“……禀大人,那厮却晕死了。是否拖了回去下至牢营容后再审……”差役上厅回禀,两军使一齐点头,这正是他们要的结果,若叫他在此处实招了,却要把童衙内那边得罪了,须知自已两个吃罪不起。
“慢着……”安敬却也看出问题所在,淡然道:“二位军使大人却要还我一个说法,此人窥探我宅日久,包藏祸心,若不查明事因,我心却是难安,如今更陷害我宅中窝藏贼犯,此事非小,依小可之见,二位大人可于下处审清缘由,紫珏,叫从人提几桶水,将那鸟厮泼醒了,今儿讨不来公道,我誓将此节奏明娘娘。”
其实这话是说给两位军巡使听的,你两个要不审清了。休怪我在娘娘面前搬你们事非……这两个人心里却一惊,便知不审是不行了,张军使干笑一声,“……小衙内所方甚是,你等几个好生去审那厮……”
于是宅子前庭开了审堂,按理说这种小事军巡使是有权先审问的,开封府一般受中都案件,承皇旨办案,便是刑部、御史台都无权插手过问,不过走了人情的案子也私下过问,主要看开封知府是谁人执掌了。
几个差役却是过堂高手,一番折腾就把事情搞清楚了,那人确也交待的清楚,把自已的祖宗八代也快奏报上来了,紫珏却充了一回录口供的笔吏……又叫那厮画了押,安敬却道:“紫珏,你再抄一份给本衙内。”

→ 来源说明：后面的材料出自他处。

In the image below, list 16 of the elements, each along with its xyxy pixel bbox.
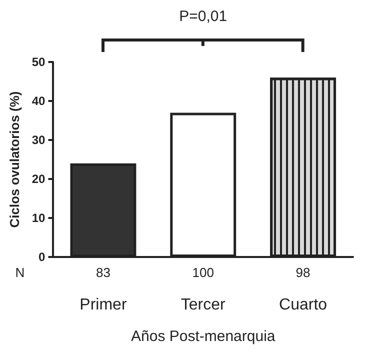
text: N (15, 265, 25, 280)
y-axis-title: Ciclos ovulatorios (%) (7, 91, 22, 228)
text: 98 (296, 265, 310, 280)
y-tick-label: 20 (32, 172, 46, 186)
text: P=0,01 (179, 8, 228, 25)
y-tick-label: 10 (32, 211, 46, 225)
x-tick-label: Tercer (180, 296, 226, 314)
x-tick-label: Primer (80, 296, 128, 314)
text: 83 (96, 265, 110, 280)
x-axis-title: Años Post-menarquia (131, 328, 276, 345)
y-tick-label: 50 (32, 55, 46, 69)
y-tick-label: 40 (32, 94, 46, 108)
y-tick-label: 0 (38, 250, 46, 264)
x-tick-label: Cuarto (279, 296, 328, 314)
y-tick-label: 30 (32, 133, 46, 147)
text: 100 (192, 265, 214, 280)
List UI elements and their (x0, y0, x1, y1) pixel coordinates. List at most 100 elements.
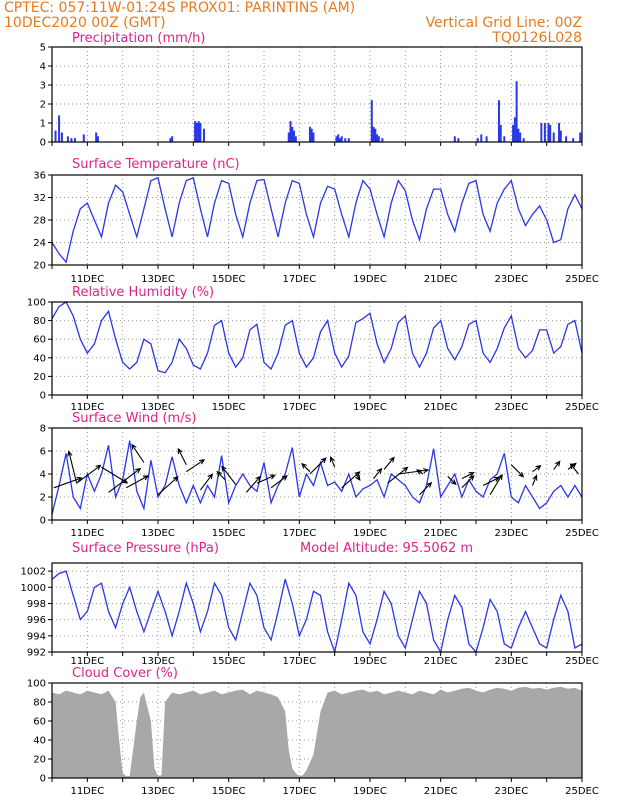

两个军巡使却对望一眼,紫珏只听衙内吩咐,很快抄好了,她受小姐传教,琴棋书画亦多涉及……安敬又朝两军使道:“……两位大人,此事体大,小可不敢轻慢,复录口供一份,亦须那厮画押,我则要携此供递进宫中去,实因此人乃童家仆从。只怕童家插家引其事端来,两位也怕吃罪不起,如此做法却可保二位无虞……”他这番客套,又把二人所虑道出,这两个军使心里也是感激,双双起身道:“就依衙内所言。”
那厮又给按着画了一份押,此际他再画十份押也乐意,他也知自已命歹,居然给揍得屎尿喷了全裆,此番为保命,只得实话全讲了,把童衙内也给供了出来,只说是受了他的指使,安敬看着也便笑了起来。
送这二军使出门时,安敬便从紫珏手中接过一个小布袋儿,一发塞给那张军使,笑道:“几贯小钱,二位不要推却,若能再审出些那童衙内的好事,小可另当重谢,也必在娘娘面前替二位美言。抬举更是小事。”
张、王二人都忙称谢,但那袋子也不敢接,“……我等两个结识衙内,幸甚,这个万万不敢受了……”
这潭子水深,他两个也清楚,便是一小袋子黄金也怕没命去消受,安敬看出他们不敢受,也不硬塞了。
偏在这时,宅门外来了一队军马,人数却也不多,仅只三二十人,为首者却跨着马提着枪,一袭软盔明亮,颇有几分杀气,二十七八的模样,相貌也英伟,气势沉雄,眼前安宅门前围了一干差役,便知是出了事,恰在这时安敬送了二军使出来,那马上将领却高喝一声,“可是开封府公人?如何敢在安宅生事?”
张、王二军巡使都认得此人,王军巡使忙下来抱拳道:“……小人开封府军巡使王江,见过林虞候,此间事只是谬误,安家衙内宅子上擒得一个贼人,我等则来过刑审问,刻下已然查清。虞候不信便问衙内。”
张王二人心虚的很,这安衙内果然不凡,这番有侍卫马军司的人来护,都说新马帅宋恽是郑系新贵,现在看来也是不假,还好自已两个今日做的对了,不然怕要得罪了皇后外甥,日后京城中又多了一个衙内。
安敬只知这个林虞候是宋恽派来与自已演戏的,但是宅上事基本摆平,倒是没有用上这一招棋,当下笑着朝马上端坐的林虞候道:“……有劳林虞候了,两位军使所言非虚,已然查清,虞候有暇可入宅小坐。”